Macedonia Pardons 11 Albanian Fighters

SKOPJE (Islamweb & News Agencies) - Macedonian President Boris Trajkovski pardoned 11 jailed ethnic Albanian fighters on Wednesday, launching an amnesty regarded as crucial to sustaining an August peace settlement.
Justice ministry sources told Reuters the 11 were freed from Skopje's grim Sutka detention center later in the day and another 77 on the pardon list would probably be released in daily batches of 11 over the coming week.
The amnesty is aimed at defusing ethnic mistrust, enabling a return of Macedonian police and refugees to the northern Albanian heartland in coming weeks at minimum risk of violence, and helping reintegrate disaffected fighters in society.
It is to cover all former National Liberation Army (NLA) insurgents who voluntarily disarmed under NATO supervision by September 26 and those captured before then, but excludes those who are indictable by the U.N. war crimes tribunal.
The broad amnesty was decreed under strong Western diplomatic pressure last month after weeks of nationalist obstruction within the coalition cabinet and security services.

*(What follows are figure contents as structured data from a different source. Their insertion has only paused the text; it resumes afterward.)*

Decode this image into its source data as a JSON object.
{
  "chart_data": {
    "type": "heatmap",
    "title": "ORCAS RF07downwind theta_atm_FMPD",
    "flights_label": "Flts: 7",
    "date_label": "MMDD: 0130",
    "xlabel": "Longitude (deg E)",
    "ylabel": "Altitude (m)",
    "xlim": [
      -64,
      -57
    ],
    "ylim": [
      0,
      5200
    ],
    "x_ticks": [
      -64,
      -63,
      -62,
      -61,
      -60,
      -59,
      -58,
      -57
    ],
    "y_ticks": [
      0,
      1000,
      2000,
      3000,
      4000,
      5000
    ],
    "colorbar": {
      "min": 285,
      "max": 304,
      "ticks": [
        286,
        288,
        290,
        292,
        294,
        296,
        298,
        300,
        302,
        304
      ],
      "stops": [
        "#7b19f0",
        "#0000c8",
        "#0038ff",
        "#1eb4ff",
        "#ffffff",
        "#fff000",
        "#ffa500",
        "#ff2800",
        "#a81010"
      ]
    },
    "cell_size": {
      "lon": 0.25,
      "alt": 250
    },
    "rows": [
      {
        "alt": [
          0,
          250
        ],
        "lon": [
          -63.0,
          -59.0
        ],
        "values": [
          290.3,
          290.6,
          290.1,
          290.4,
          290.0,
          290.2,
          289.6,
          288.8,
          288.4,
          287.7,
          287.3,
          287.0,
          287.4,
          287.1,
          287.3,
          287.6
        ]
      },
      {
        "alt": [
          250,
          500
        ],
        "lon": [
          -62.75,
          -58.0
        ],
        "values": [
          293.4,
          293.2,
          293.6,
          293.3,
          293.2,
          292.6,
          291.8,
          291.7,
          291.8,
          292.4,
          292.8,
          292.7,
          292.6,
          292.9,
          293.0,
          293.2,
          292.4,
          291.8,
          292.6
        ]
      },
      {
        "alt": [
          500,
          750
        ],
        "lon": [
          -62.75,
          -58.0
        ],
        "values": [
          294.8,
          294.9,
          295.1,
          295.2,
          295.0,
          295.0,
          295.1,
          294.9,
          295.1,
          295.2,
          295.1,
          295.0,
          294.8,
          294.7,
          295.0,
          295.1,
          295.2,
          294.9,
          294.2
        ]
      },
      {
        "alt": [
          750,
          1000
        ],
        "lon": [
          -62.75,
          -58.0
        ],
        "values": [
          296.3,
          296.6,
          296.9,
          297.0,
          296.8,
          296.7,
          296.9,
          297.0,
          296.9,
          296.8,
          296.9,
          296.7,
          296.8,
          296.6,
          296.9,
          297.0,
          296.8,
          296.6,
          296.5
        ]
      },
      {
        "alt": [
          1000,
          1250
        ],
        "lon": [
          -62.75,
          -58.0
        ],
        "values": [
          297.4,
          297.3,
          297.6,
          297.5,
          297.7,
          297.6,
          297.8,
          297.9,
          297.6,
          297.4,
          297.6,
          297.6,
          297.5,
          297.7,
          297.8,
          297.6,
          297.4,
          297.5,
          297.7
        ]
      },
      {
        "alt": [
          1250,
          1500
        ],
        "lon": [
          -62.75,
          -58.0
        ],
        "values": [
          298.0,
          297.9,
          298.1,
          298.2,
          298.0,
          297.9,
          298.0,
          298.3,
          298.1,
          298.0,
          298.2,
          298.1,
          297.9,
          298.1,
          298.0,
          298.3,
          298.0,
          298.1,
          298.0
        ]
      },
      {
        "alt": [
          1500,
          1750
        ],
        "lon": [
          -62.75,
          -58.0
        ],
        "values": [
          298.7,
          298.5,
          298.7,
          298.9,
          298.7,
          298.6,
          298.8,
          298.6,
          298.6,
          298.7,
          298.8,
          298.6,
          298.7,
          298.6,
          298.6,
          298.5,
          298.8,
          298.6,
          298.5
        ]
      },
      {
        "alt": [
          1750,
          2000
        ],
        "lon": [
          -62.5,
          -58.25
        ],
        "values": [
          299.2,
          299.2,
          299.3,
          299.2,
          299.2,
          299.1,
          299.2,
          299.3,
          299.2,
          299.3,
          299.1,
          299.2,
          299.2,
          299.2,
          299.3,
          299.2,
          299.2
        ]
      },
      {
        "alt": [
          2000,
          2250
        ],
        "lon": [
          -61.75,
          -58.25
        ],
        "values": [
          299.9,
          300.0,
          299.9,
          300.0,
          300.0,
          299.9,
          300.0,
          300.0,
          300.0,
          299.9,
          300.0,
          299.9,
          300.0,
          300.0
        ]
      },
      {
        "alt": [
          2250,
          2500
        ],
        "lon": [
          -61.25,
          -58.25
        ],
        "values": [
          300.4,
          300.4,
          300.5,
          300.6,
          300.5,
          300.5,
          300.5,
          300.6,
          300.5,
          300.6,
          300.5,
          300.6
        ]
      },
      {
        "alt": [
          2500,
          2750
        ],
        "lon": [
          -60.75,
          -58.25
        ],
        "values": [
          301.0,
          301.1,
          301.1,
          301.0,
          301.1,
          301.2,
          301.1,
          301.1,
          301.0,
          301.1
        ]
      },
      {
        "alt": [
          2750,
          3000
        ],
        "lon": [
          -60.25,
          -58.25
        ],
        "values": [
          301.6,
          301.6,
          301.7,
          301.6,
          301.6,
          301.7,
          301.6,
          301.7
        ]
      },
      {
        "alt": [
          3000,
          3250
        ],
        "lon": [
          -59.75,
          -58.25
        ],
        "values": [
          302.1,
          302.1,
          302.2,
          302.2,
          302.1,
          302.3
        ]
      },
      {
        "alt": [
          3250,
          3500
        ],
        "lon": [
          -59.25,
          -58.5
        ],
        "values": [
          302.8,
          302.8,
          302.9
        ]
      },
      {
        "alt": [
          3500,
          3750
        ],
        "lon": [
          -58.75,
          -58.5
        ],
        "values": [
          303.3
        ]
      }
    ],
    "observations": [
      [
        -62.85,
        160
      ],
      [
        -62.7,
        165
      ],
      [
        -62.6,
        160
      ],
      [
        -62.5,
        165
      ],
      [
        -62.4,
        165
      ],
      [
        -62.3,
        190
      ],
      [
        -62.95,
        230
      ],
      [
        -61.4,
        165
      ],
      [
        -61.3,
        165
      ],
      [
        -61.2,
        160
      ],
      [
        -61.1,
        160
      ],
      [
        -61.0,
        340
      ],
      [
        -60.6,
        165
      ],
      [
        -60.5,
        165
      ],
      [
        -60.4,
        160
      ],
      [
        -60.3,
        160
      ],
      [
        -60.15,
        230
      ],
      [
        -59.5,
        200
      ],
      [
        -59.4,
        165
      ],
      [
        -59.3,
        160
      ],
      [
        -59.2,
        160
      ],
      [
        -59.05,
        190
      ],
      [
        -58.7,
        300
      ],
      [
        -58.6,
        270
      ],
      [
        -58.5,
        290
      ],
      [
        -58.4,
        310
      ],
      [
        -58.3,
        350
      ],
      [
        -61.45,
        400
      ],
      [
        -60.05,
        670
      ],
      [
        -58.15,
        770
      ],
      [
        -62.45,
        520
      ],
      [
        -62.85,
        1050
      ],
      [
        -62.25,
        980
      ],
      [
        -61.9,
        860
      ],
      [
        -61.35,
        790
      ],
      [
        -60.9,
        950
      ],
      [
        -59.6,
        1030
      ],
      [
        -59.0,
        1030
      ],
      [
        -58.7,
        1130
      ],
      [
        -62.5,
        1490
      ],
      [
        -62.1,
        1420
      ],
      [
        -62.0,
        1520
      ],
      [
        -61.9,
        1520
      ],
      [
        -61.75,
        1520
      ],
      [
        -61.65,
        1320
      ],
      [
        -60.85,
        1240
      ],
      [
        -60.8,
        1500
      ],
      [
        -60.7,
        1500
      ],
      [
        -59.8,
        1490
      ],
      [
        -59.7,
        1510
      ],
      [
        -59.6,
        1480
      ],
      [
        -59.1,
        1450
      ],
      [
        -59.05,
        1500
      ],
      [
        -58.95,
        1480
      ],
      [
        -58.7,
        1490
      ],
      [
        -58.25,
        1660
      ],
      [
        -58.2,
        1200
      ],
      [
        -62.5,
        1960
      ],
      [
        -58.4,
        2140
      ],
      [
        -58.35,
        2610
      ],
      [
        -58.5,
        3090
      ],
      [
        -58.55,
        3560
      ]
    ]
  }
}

Prime Minister Ljubco Georgievski's cabinet issued an amnesty declaration in October but it was shot through with loopholes and rejected by the Albanian militants and international peace sponsors as a sham.
Skopje was not saying when and where detainees were being freed to minimize publicity for an unpopular move with elections due next year and to avoid exposing ex-prisoners to possible violence by Macedonians who suffered in the war.